Wednesday, December 3, 2014

12 Beers of Christmas Part II: 6-Packs-A-Packin'

Part 2! Tis' the season for a furious flurry of beer purchases, artsy amateur photos (it's ok, though because it's not food), and then thoughtful chugging and note taking. Seriously. I actually take notes. It's what distinguishes this whole thing from a drinking problem.

This mini section is about Winter 6 packs; unlike the bomber bottles of the season (stay tuned), I still have 5 more to go after the first one. Joyous day! I'm sure there's a joke in here about this being the only sort of 6 pack I'll have at this (FINE, ANY) time of year, but it's eluding me. The pieces are there. Put something together and I'll assume it's funny.

Note that I said winter - many breweries take the secular route with their offerings, but not always. Many simply offer a winter seasonal without any specific allusions to Christmas, though the flavor profiles are often the same; roasty notes in particular shows up in many of the offerings, though others aren't afraid of loading in the baking spices, particularly nutmeg and cinnamon. Of course, others eschew that concept altogether and put a Christmas tree on every carton. We'll take a look at both.

Regardless of the style, it's dependable truth that practically every sizable craft brewery will offer a winter seasonal. From Sierra Nevada's Celebrator to New Belgium's Snow Day, any of the bigger craft brews will usually offer a 6 pack varietal for the season. Smaller breweries will often go the bomber (22 oz) route, but we'll save that for another episode. Pick a favorite, though. They're crowd pleasers for your holiday events.

So, with that, let's go over three that I haven't covered before.

Hullaballoo Winter Beer 
Hangar 24 Brewery
Redlands, California
Winter Ale, 6.5%

This wintery bloke is American made but inside its malty, bready body beats the heart of a true English gentleman. The site claims that it starts as a Scottish ale, but I think it lacks the noted sweetness that often comes with that style.

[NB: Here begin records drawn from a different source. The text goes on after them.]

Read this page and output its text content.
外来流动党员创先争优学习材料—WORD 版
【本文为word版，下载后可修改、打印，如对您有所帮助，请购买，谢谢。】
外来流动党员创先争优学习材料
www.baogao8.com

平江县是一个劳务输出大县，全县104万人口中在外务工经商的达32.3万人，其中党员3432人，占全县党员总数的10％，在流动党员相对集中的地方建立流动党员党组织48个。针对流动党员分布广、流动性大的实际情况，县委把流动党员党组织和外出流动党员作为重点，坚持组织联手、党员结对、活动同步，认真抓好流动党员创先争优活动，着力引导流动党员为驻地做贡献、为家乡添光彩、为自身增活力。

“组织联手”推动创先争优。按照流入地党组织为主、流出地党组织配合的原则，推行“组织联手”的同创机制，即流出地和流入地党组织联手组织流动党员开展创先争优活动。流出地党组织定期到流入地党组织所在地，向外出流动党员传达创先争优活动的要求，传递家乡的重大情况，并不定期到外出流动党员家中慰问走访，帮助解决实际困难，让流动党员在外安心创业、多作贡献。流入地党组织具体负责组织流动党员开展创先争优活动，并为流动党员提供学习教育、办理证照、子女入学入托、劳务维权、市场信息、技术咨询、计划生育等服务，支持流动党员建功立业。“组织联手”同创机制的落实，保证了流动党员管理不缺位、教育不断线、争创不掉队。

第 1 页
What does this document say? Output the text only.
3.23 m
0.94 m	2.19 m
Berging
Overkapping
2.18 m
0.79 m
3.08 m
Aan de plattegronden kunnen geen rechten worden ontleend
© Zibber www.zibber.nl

Instead, we have a bready, biscuity, roasty malt showcase of a beer. Something of a halfway point between an English bitter and a traditional porter, Hullabaloo's British hops manifest quickly in the finish, meaning you won't be chugging too quickly (but a modest ABV means it won't be a problem if you do). But fear not, hop-phobes, it's a far cry from a "hoppy" beer. Its dark body belies a light and crisp body that practically begs to be enjoyed fireside. Bonus points if it's in an English pub.

Worth checking out.
Obligatory Caveat: Hangar 24 is a local California brewery with distribution only in California.

Old Jubilation 
Avery Brewing Company
Boulder, CO
English Old Ale, 8.3%

Formidable and yet equally kindhearted (sorta like your grandpa!), Avery's Old Jubilation is a Christmas staple for me; I say without hesitation that is one of my favorite beers of the season. And that's because it offers something very different than many of the other offerings of the reason (aside, actually, from the aforementioned Hullabaloo...which could fairly and endearingly a "Old Jubilation Light"). Forgoing Christmas spices, OJ (a better use of the acronym than many alternatives) is instead a celebration of specialty malt. Every robust flavor from your favorite dark beers are accounted for and in fine rhythm: coffee, chocolate, biscuit and hazelnut.

A bit stout-like, perhaps, but not nearly as dry, with a touch of nutty sweetness at play throughout. It's also a gorgeous  beer - cola-colored with a ruby shone - meaning I can make some sexy, sexy beer porn (see above). It's a sophisticated and alluring brew, sure to stand up to any bone-warming winter meal offer in December. And it'll last for years in your cellar. Grab a 6 pack and put a few away, if you can muster the restraint.

Highly recommended (and available nationwide).

Merry Christmas 2014
Anchor Brewing
San Francisco, CA

Sequoiadendion giganteum!
That's a type of pine- the Giant Sequoia. Or maybe a Harry Potter spell. Hopefully both.

It is certainly the tree adorning this year's Christmas Ale from Anchor Steam, a tradition that has reached its 40th year.  Each year, a different tree represents the brew, which likewise changes unpredictably with each new Christmas. Every aspect is labeled TOP SECRET. Speculate away, but it won't matter - it'll be a different beer next year.

This year's iteration walks an interesting line between Belgian Dubbel and Irish Stout, with some Christmas spices playing nicely, and quietly, with both. The roasty notes are distinctly wintery, but kept from being overbearing by a slight sweetness. It's lower ABV means you can go through the whole 6-pack quicker than you'd assume, but that's ok. It's a tasty beer that truly celebrates what it is to be a Christmas beer.

Also worth picking up - and better yet, should be relatively easy to find.

So...there you have it. 3 worthwhile winter 6-packs. A cop-out, perhaps, but I do believe that if you have allegiance to a certain brewery, you can pick up their winter offerings with confidence. But if you're a bit stuck hunt down that Old Jubilation. You won't regret it.